The Archimedes Problem
Another way to consider the problem is in terms of the potential change in win expectancy in any given plate appearance–it’s the idea of leverage. There are a few different ways of calculating leverage; here at BP we’ve used LEV, while at Fangraphs and Baseball-Reference.com they use Tom Tango’s Leverage Index. While the methods do differ in some regards, the core principles we’re discussing here remain the same.
What leverage (in whatever form it comes in) tells us is how much of an effect that plate appearance can have on the prediction of the game outcome. Plate appearances in close games (especially close and late) have a greater effect on our expected outcome than plate appearances in games with a large run differential between the two teams, and this is truer the later in the game it gets.

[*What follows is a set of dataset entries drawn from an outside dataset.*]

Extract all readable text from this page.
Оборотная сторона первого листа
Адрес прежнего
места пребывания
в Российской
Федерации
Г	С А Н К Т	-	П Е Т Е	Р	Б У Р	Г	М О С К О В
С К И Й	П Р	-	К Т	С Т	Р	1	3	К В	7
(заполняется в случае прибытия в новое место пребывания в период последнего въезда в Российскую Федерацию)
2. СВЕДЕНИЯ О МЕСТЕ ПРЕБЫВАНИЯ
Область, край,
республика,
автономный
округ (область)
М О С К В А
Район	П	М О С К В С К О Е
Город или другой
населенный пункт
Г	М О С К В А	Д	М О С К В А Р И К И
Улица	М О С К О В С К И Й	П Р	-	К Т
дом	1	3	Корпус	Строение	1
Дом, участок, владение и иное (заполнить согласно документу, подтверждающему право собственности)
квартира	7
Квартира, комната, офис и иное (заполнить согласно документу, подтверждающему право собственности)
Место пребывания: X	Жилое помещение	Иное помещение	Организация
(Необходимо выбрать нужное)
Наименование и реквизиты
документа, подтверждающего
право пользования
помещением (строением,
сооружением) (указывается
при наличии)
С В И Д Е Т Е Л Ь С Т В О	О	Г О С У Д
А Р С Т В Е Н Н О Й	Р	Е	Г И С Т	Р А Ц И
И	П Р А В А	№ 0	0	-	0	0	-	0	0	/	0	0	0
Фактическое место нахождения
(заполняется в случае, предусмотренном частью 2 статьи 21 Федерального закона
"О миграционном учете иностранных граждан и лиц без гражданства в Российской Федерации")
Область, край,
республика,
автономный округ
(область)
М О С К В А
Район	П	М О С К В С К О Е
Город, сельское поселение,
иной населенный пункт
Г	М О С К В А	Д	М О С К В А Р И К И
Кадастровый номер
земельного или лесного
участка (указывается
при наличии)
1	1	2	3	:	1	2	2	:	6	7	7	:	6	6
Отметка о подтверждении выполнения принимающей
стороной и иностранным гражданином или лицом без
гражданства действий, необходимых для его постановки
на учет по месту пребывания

Leverage is derived from win expectancy, so everything we’ve said about that carries over to leverage. Leverage travels in only one direction; players can create or destroy leverage for the players after them, but they cannot benefit in the same way from the actions of the player after them.
That’s the most important point about leverage: it isn’t a fixed quantity. If it were, it would be as simple as looking at high-leverage situations and who performed well in them. But there’s an additional consideration, and that’s how well a player did in creating leverage for his teammates. Closers, by the very nature of their role, pitch largely in high-leverage situations. But they rarely, if ever, contribute leverage to their teammates.
Which brings me to the power of myth-making. Metrics that incorporate a relief pitcher’s leverage but ignore his ability to create leverage for others paint a skewed picture of how relief pitchers create value. Teams that hold their most valuable bullpen arms in reserve waiting for save chances may be winning more close games (although not as many as they may think), but the cost may well be staying closer in fewer games to begin with.